8. A method of diagnosing a hormone allergy in a subject comprising:

determining the level of an anti-hormone antibody in blood serum of the subject; and

comparing the level of the anti-hormone antibody in the blood serum of the subject to the normal level of an anti-hormone antibody in the blood sera of individuals who do not have a hormone allergy,

wherein a statistically significant elevated level of anti-hormone antibody in the blood serum of the subject as compared to the normal level of anti-hormone antibody in the blood sera of individuals who do not have hormone allergy is indicative of hormone allergy in the subject.

9. The method of claim 8, wherein the anti-hormone antibody comprises an anti-progesterone antibody.

10. The method of claim 8, wherein the anti-hormone antibody comprises an anti-estrogen antibody.

11. The method of claim 8, wherein the anti-hormone antibody comprises an IgE antibody.

12. The method of claim 8, wherein determining comprises using an ELISA assay.

13. A method of treating an IgE-mediated reaction to a bodily substance in a human comprising administering an anti-IgE treatment to the human.

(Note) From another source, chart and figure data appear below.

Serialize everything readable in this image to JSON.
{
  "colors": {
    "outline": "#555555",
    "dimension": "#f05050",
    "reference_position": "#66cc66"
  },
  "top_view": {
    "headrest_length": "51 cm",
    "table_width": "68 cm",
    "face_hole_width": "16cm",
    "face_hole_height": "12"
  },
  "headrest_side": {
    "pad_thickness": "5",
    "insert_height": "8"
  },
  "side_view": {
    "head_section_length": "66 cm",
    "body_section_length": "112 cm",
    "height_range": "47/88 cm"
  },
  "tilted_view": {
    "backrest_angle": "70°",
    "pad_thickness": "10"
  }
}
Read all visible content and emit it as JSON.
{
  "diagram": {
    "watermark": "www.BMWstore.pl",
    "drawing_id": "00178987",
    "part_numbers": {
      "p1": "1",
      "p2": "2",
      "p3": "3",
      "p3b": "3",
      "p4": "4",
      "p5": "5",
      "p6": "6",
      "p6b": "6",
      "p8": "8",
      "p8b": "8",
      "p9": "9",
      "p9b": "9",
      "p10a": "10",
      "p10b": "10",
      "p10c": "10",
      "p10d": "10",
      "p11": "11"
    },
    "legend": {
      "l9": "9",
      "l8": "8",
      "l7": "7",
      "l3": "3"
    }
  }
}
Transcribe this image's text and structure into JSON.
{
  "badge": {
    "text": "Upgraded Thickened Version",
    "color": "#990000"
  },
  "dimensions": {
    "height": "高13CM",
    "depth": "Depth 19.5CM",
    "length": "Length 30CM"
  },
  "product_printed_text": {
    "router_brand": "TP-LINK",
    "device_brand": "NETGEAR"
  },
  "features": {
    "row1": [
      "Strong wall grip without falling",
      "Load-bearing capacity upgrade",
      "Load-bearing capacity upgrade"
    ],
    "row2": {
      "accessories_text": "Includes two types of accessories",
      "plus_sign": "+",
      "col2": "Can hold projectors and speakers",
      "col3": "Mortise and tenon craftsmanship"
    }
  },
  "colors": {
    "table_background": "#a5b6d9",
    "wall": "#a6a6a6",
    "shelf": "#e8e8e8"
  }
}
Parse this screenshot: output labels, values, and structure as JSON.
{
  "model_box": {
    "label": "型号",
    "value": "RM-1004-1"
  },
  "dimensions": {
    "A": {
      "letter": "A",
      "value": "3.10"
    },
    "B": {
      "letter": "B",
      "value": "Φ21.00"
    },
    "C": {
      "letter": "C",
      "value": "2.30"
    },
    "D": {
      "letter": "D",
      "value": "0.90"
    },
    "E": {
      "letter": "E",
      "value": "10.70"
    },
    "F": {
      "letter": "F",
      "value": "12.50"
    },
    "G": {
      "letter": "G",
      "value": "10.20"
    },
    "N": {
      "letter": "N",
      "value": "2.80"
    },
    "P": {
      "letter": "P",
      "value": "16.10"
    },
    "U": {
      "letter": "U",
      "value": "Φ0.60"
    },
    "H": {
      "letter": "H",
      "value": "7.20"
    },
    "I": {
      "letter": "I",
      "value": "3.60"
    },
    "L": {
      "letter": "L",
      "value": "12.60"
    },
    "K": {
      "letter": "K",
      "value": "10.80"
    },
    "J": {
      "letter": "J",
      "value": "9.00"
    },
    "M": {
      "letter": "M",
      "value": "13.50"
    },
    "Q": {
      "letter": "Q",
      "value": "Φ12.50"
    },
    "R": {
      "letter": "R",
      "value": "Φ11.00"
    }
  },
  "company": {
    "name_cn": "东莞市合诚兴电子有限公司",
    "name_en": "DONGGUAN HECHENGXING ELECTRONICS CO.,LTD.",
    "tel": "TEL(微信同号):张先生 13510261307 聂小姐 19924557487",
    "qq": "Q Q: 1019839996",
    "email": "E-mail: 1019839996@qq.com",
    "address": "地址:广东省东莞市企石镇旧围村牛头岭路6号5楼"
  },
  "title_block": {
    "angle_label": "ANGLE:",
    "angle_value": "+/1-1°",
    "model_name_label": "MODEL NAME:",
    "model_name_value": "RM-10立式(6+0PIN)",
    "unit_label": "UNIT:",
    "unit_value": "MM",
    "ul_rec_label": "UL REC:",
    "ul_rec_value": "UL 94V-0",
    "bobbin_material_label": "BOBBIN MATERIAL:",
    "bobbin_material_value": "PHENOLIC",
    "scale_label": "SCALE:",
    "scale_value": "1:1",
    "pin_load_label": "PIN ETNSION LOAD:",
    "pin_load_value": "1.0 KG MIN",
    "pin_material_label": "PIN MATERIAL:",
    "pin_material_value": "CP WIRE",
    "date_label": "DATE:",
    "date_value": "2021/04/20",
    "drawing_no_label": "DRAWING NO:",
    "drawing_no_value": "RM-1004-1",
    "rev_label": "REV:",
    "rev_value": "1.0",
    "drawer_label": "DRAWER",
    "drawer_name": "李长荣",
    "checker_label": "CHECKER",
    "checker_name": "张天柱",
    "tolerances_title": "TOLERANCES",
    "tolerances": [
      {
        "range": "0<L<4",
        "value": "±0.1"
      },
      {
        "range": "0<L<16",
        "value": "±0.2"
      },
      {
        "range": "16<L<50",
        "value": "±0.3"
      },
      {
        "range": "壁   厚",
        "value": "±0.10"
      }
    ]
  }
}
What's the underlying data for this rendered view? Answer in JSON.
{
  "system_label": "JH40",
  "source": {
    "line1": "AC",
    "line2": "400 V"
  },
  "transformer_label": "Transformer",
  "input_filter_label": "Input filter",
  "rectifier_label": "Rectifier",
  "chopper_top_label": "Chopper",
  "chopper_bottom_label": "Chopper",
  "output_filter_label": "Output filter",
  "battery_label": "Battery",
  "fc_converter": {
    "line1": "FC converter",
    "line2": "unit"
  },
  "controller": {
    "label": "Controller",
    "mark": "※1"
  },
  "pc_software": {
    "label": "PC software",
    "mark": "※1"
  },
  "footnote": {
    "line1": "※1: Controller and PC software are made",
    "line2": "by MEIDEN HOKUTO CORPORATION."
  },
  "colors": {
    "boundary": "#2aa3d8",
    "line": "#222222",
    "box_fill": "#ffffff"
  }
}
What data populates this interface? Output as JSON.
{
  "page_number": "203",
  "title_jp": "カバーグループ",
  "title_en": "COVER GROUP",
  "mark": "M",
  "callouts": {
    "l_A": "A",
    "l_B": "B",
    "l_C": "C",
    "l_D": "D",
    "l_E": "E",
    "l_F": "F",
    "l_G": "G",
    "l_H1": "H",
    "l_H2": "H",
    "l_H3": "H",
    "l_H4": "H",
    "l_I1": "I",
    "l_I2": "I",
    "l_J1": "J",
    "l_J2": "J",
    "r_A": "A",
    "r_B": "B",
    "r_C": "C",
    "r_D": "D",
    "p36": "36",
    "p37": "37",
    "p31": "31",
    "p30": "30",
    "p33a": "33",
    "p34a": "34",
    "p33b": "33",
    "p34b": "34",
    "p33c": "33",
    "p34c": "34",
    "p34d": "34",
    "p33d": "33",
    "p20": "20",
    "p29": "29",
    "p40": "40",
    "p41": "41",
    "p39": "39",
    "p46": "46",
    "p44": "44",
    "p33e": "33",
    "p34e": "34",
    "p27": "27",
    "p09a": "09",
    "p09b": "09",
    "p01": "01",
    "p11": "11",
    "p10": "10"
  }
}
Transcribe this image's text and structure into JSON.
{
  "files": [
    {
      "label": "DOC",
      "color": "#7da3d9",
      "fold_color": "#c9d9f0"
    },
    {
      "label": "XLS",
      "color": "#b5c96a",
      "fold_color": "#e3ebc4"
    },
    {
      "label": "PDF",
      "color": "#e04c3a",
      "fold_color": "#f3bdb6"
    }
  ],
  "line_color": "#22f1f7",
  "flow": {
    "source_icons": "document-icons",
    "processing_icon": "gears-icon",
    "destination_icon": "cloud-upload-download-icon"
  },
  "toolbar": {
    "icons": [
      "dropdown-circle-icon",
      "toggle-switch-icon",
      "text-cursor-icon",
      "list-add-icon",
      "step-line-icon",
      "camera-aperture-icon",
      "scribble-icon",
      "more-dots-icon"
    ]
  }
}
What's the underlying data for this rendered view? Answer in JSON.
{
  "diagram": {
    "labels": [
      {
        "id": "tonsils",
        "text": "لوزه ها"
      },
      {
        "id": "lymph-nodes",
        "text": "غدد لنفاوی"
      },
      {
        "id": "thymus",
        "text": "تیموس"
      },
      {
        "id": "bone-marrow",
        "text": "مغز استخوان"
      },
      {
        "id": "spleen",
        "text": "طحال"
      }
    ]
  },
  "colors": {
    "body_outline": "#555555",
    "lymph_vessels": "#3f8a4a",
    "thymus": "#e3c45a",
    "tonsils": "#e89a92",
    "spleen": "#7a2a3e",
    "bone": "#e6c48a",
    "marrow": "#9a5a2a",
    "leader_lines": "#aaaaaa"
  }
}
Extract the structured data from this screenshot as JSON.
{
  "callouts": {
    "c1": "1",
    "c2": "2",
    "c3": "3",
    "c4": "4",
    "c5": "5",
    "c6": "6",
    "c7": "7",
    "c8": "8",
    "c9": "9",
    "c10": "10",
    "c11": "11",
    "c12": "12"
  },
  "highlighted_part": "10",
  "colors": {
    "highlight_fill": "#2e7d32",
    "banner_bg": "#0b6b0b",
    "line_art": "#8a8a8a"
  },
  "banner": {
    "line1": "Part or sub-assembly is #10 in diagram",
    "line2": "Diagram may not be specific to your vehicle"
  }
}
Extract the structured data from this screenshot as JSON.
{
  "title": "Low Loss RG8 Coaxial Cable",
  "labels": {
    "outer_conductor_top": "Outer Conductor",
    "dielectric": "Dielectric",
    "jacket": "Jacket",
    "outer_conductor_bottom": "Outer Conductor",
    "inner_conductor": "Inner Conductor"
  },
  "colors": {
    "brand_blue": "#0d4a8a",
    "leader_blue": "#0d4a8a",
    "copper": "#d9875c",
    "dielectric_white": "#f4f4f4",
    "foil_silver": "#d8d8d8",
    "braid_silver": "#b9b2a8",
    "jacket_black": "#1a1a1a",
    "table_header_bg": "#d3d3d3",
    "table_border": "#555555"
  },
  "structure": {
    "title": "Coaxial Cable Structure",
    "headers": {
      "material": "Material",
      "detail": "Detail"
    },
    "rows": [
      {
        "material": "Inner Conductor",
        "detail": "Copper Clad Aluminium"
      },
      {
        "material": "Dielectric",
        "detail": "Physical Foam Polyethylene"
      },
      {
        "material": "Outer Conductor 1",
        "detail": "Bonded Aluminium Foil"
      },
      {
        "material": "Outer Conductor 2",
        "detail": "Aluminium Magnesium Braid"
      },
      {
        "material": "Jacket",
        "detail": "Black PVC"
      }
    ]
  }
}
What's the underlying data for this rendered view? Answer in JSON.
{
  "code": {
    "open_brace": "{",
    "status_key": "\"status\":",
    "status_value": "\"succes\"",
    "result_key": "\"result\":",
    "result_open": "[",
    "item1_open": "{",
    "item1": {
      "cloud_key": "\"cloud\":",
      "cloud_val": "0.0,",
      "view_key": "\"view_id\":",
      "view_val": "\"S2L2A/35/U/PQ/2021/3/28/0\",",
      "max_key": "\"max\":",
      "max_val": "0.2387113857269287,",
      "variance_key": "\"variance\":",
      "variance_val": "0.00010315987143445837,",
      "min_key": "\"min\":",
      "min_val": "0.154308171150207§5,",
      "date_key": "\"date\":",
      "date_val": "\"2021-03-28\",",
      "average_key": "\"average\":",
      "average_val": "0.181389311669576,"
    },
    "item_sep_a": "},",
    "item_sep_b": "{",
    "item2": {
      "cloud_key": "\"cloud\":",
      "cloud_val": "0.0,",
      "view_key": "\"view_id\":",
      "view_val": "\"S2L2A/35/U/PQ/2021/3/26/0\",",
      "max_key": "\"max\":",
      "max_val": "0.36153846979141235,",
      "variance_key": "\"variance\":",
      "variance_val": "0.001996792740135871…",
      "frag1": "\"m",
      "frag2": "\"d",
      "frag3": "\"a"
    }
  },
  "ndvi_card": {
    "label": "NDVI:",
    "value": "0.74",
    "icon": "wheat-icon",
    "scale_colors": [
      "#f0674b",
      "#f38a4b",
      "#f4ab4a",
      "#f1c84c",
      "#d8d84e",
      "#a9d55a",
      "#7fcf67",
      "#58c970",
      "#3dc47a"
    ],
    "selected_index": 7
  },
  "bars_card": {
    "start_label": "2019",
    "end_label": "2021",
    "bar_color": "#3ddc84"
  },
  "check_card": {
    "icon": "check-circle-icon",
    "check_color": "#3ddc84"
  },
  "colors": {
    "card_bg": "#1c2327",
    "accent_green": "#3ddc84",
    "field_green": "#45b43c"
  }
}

14. The method of claim 13, wherein the IgE-mediated reaction further comprises a hormone allergy.

15. The method of claim 14, wherein the hormone allergy further comprises a progesterone or estrogen allergy.

16. The method of claim 13, wherein the IgE-mediated reaction further comprises a disease or disorder selected from the group consisting of: migraine headaches, arthritis, infertility, fibromyalgia, chronic fatigue syndrome, multiple sclerosis, and any combination thereof.

17. The method of claim 13, wherein the IgE-mediated reaction further comprises at least one symptom selected from the group consisting of: pain in the neck, nose, eyes, throat, ear, skin, back, hips, upper extremities and lower extremities, headache, shortness of breath, and any combination thereof.

18. The method of claim 13, wherein the treatment further comprises an anti-IgE antibody or fragment or derivative thereof.

19. The method of claim 18, wherein the antibody further comprises a humanized antibody.

20. The method of claim 19, wherein the antibody further comprises Xolair or TNX-901.

21. A composition for attenuating an IgE-mediated hormone immune response in a subject having a hormone allergy comprising:

about 10⁻¹⁰milligrams to about 10⁻¹milligrams of the hormone; and

a pharmaceutically acceptable additive.

22. The composition of claim 21, wherein the additive is selected from the group consisting of magnesium stearate, cellulose, calcium carbonate, starch-gelatin paste, talc, carrier, excipient, and diluent.